Les Miroirs aveugles : Rien à voir
Cinéma

Les Miroirs aveugles : Rien à voir

Qu’en est-il du rapport de séduction à l’heure de la réalité virtuelle? L’accroche est excitante et la question, toujours pertinente. Et ça mérite qu’on s’y attarde le temps d’un documentaire. C’est ce qu’a fait Jean Tessier avec Les Miroirs aveugles, une coproduction Filmovie et ONF.

Qu’en est-il du rapport de séduction à l’heure de la réalité virtuelle? L’accroche est excitante et la question, toujours pertinente.
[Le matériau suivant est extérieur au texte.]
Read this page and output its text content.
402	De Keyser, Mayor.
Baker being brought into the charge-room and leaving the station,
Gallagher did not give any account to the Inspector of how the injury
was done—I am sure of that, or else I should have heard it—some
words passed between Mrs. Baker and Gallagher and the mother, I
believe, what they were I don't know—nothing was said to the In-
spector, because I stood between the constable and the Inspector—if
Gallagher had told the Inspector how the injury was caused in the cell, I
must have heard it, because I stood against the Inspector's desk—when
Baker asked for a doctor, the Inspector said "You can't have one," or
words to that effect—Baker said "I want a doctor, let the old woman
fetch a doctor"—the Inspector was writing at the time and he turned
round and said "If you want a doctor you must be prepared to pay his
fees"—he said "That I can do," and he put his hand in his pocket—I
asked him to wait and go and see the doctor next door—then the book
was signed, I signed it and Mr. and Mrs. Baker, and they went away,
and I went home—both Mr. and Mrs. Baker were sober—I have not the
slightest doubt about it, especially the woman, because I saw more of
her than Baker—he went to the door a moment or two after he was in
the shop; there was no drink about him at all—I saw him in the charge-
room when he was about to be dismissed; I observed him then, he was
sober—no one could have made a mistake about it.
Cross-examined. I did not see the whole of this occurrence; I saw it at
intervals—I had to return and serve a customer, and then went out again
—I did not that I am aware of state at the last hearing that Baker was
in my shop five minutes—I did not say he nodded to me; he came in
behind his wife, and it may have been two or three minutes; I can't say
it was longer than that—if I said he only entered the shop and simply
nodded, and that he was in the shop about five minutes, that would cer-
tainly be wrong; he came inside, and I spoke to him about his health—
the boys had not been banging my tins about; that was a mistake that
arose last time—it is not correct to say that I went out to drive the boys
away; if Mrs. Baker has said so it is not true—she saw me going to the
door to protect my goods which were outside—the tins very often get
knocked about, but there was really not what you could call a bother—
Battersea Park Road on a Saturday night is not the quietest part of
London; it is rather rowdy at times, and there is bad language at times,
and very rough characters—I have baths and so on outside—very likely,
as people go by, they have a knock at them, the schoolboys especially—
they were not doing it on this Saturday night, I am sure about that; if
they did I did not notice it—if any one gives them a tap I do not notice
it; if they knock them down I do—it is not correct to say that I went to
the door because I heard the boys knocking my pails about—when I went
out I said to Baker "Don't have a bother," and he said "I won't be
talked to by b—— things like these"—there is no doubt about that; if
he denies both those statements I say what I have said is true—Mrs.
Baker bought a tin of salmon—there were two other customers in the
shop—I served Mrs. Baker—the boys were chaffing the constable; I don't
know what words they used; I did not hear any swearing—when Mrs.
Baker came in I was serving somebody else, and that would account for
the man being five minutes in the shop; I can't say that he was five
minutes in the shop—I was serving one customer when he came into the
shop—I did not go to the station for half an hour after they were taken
Et ça mérite qu’on s’y attarde le temps d’un documentaire. En presque deux heures de pellicule, c’est ce qu’a fait Jean Tessier avec Les Miroirs aveugles, une coproduction Filmovie et ONF. Le réalisateur a rencontré et filmé une douzaine de personnes, de vingt à cinquante et un ans. Toutes tissent ou ont essayé de tisser des liens à travers les réseaux de services téléphoniques et Internet. On découvre les accros, comme Évelyne, Charles et Stéphane, qui en ont fait un point central de leur vie, dépensant jusqu’à mille dollars par mois en frais de téléphone, pendus une bonne partie de la journée à leur boîte vocale, essayant de capter l’âme soeur dans toutes les voix qui s’y font entendre. Il y a Sylvain qui a rencontré trois cents femmes en trois ans; Natasha qui discute avec son copain en Hollande, copain rencontré sur Internet dans un cybercafé; aussi Baboye, un Sénégalais qui cherche à briser l’isolement; Luc qui a été opérateur d’une ligne gaie de conversations téléphoniques, ou Fred qui déclare qu’il a de grands amis sur Internet, amis qu’il n’a jamais vus… On peut se perdre en toute conscience dans un miroir aux alouettes qui promet l’amitié et l’amour; ou, presque avec détachement, on peut se servir de cet outil pour étendre le champ de ses rencontres et de ses conquêtes. Le constat semble cependant identique pour tous: quelle que soit l’assurance avec laquelle on embarque dans un réseau, on ne se livre jamais vraiment et il est rare qu’on rencontre réellement quelqu’un. On ne se voit pas et, en plus, on se cache. Dure, dure, la séduction virtuelle.
Le sujet est fascinant, l’intérêt sociologique; indéniable, les intervenants sont crédibles et Tessier aborde tout cela avec grande objectivité. Outre quelques petites mises en scène – celle du gars ahuri qui écoute ses messages ou celle d’Évelyne qui se couche dans son lit en enlaçant son oreiller -, ce documntaire offre une vision ouverte du phénomène. Malheureusement, le traitement n’est pas à la hauteur. Pas que le sujet demande un rythme à la MTV, pas qu’il faille suivre dans la forme un mode électronique pressé, celui des réseautages décrits; mais Les Miroirs aveugles manque singulièrement d’entrain et de nerf. Les entrevues s’éternisent et amenuisent le discours, qui devient redondant. Plus d’info, d’humour et d’originalité n’aurait pas nui certes. Bref, tout est atrocement endormi et convenu. Entre les intervenants, on se tape des plans de coupe d’une urbanité où l’individu prime – les pieds sur le trottoir, les voitures sur le boulevard – sur fond de jazz; quand ce n’est pas quelques pigeons qui s’ébrouent dans une flaque. N’y a-t-il pas d’autres manières d’illustrer la solitude dans nos grandes cités? Tout cela sent terriblement la poussière.